El domingo, día 11 de abril, acompañados por Trini, nos dirigimos al albergue de peregrinos de “La Divina Pastora”, situado en la calle Laín Calvo, allí nos esperaba José Manuel, un hospitalero voluntario que vive en el mismo albergue. Nos dedica su tiempo y contesta a todas nuestras preguntas con amabilidad y cariño. De esta forma conocemos un poco mejor en que consiste eso de un Albergue de Peregrinos.
También nos contó un poco de historia: el albergue comenzó a funcionar en 1466, luego pasó a ser un museo y ahora ha vuelto a ser albergue.
Aquí vamos a poner parte de la entrevista, ya que fue muy extensa. ¡Merece la pena!

José Manuel con Alberto y Gonzalo. Foto: Los Peregrinos Burgaleses
¿José Manuel, de dónde eres?
Soy de un pueblecito de Zaragoza que se llama Nuez de Ebro.
¿Cuántas veces has hecho el Camino de Santiago y por qué?
Cuando me prejubilé, empecé a hacer el Camino y lo he recorrido 7 veces; yo soy creyente, pero he hecho el Camino también por otros motivos. He hecho el Camino por varias rutas: la francesa, la portuguesa y la del Norte.
¿Ibas acompañado?
Siempre he salido a hacer el Camino solo, pero después vas haciendo muchas amistades.
¿Qué sentiste la primera vez que llegaste a Santiago?
La primera vez fue una sensación muy importante e intensa, puedo decir que ha habido un antes y un después de realizar el Camino. Te das cuenta de que se puede vivir con muy poco.
¿Cómo se te ocurrió la idea de ser hospitalero?
Una vez que hice el Camino me quedé en San Antón y me dí cuenta que me gustaba lo que estaba haciendo el hospitalero que allí atendía a los peregrinos.
¿Qué cualidades tiene que tener un hospitalero?
Lo primero que tiene que cumplir es que haya hecho el Camino y así entender mejor a los peregrinos. Después es muy importante que sepa escuchar, que sea amable y que atienda las necesidades de los peregrinos.
Nosotros somos hospitaleros voluntarios y no cobramos nada, los donativos que dan los peregrinos se dedican a mantener el albergue y a obras solidarias, especialmente en India y Etiopía.
¿Qué labores tienes que hacer en el albergue?
Casi no tengo tiempo de salir, estoy muy ocupado. Aquí hago de todo, especialmente arreglo el albergue. No recibo muchas visitas aquí, porque los peregrinos necesitan intimidad. Yo soy un hospitalero trovador, porque canto y toco la guitarra, la música ayuda para que los peregrinos se sientan bien, sirve para romper el hielo y hacer un poco más entretenido el descanso a los peregrinos.
¿Qué funciones tiene un hospitalero?
Principalmente son éstas: limpiar el albergue, recibir a los peregrinos, registrar a los peregrinos y sellar la credencial.
¿Cuántos peregrinos se pueden alojar en este albergue?
Hay 16 literas, hoy está completo. A partir de estas fechas casi todos los días está lleno. En este albergue únicamente se quedan los que hacen el Camino a pie.
¿Tienen comodidades?
Sí, en este albergue duermen y se duchan, es muy acogedor y pueden disfrutar de Internet. Cada peregrino siempre tiene la mochila a su lado. Normalmente los peregrinos entran a las doce de la mañana y salen a las 8 de la mañana del día siguiente. Se quedan un día, y si están enfermos 2 ó 3 días. Este albergue está abierto todo el año.
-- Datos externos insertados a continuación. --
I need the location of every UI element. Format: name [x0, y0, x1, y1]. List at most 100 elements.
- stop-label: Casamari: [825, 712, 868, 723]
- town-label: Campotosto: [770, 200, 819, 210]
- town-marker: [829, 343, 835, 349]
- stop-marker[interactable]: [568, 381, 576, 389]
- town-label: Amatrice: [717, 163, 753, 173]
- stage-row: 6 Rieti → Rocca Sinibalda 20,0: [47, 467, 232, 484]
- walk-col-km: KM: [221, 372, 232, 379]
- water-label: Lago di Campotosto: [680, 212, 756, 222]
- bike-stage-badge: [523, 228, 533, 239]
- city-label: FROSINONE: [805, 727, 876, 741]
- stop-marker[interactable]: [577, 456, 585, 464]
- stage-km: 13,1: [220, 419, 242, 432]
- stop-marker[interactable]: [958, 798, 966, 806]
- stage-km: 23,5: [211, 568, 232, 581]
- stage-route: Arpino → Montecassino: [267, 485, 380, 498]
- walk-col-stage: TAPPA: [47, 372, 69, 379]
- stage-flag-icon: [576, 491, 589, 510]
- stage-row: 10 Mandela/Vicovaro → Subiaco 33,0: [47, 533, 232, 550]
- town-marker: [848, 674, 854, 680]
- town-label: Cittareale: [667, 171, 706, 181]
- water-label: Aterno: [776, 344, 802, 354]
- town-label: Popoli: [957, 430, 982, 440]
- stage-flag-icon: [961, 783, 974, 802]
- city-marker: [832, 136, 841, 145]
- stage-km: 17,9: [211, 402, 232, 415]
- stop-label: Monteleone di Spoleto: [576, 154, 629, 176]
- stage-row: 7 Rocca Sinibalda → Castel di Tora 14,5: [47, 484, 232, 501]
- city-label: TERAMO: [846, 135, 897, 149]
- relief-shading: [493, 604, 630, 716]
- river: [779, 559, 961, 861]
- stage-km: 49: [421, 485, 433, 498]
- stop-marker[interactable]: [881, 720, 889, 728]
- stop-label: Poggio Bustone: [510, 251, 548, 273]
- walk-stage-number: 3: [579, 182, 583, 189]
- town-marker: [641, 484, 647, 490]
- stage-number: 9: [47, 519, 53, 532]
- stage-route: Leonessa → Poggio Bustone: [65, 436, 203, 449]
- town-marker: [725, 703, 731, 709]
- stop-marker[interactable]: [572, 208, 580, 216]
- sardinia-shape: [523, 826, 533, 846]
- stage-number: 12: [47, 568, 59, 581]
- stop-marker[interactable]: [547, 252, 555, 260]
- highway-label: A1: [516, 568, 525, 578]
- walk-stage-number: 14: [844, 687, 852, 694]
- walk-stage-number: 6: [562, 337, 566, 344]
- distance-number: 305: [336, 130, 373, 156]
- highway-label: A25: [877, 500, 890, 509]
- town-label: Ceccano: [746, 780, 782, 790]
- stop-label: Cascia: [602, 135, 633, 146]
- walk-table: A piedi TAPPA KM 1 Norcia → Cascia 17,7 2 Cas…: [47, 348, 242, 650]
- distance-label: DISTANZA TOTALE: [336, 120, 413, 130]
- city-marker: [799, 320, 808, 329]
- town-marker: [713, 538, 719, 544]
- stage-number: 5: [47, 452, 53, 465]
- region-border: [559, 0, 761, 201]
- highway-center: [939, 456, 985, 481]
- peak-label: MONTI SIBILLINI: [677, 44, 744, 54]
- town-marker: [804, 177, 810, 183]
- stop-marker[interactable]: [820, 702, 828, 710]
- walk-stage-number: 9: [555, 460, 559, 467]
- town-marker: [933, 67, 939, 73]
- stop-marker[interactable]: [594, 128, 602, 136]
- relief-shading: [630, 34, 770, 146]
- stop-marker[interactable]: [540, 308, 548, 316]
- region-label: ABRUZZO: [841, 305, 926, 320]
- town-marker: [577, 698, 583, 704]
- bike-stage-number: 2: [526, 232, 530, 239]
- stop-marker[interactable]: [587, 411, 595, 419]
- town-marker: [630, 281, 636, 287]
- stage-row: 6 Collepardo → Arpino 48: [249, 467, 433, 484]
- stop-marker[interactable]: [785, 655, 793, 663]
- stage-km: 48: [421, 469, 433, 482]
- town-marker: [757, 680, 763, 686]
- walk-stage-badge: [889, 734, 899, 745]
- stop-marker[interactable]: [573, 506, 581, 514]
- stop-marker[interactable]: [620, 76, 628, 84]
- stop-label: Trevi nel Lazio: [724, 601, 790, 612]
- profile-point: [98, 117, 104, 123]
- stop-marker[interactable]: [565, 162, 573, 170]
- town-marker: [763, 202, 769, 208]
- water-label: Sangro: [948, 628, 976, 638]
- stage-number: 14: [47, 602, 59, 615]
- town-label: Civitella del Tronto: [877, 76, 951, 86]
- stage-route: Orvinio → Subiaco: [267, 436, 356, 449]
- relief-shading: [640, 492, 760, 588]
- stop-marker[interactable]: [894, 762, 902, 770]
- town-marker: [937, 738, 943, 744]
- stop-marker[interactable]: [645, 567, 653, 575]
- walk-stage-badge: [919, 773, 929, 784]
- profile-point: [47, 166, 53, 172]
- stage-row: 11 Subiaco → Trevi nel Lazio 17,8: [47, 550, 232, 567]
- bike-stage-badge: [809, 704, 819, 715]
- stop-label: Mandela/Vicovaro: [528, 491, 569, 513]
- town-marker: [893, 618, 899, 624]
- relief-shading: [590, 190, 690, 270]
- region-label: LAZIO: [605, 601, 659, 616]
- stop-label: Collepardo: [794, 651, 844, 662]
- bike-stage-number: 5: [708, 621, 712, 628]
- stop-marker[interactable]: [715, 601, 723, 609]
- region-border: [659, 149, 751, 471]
¿De cuántas nacionalidades son los peregrinos?
Hoy hay 14 extranjeros y dos españoles.
A lo largo del año, ¿qué nacionalidades predominan?
Los que más llegan son los peregrinos alemanes y franceses y en tercer lugar, los españoles. El idioma que más se habla es el inglés.
¿Qué edad tienen los peregrinos?
Vienen de todas las edades, el de mayor edad fue un peregrino que tenía 83 años y el más pequeño un bebé de 7 meses que hacía el Camino con su mamá.
Podríamos continuar porque nos explicó muchas más cosas, pero no queremos cansaros.
Eso sí, cuando nos íbamos, tuvimos la suerte de que llegaban los dos peregrinos españoles y estuvimos hablando con ellos, eran de Valencia y nos estuvieron contando un poco su experiencia.
Desde este espacio queremos agradecer a todos y especialmente a José Manuel su atención y cariño. ¡Muchísimas gracias!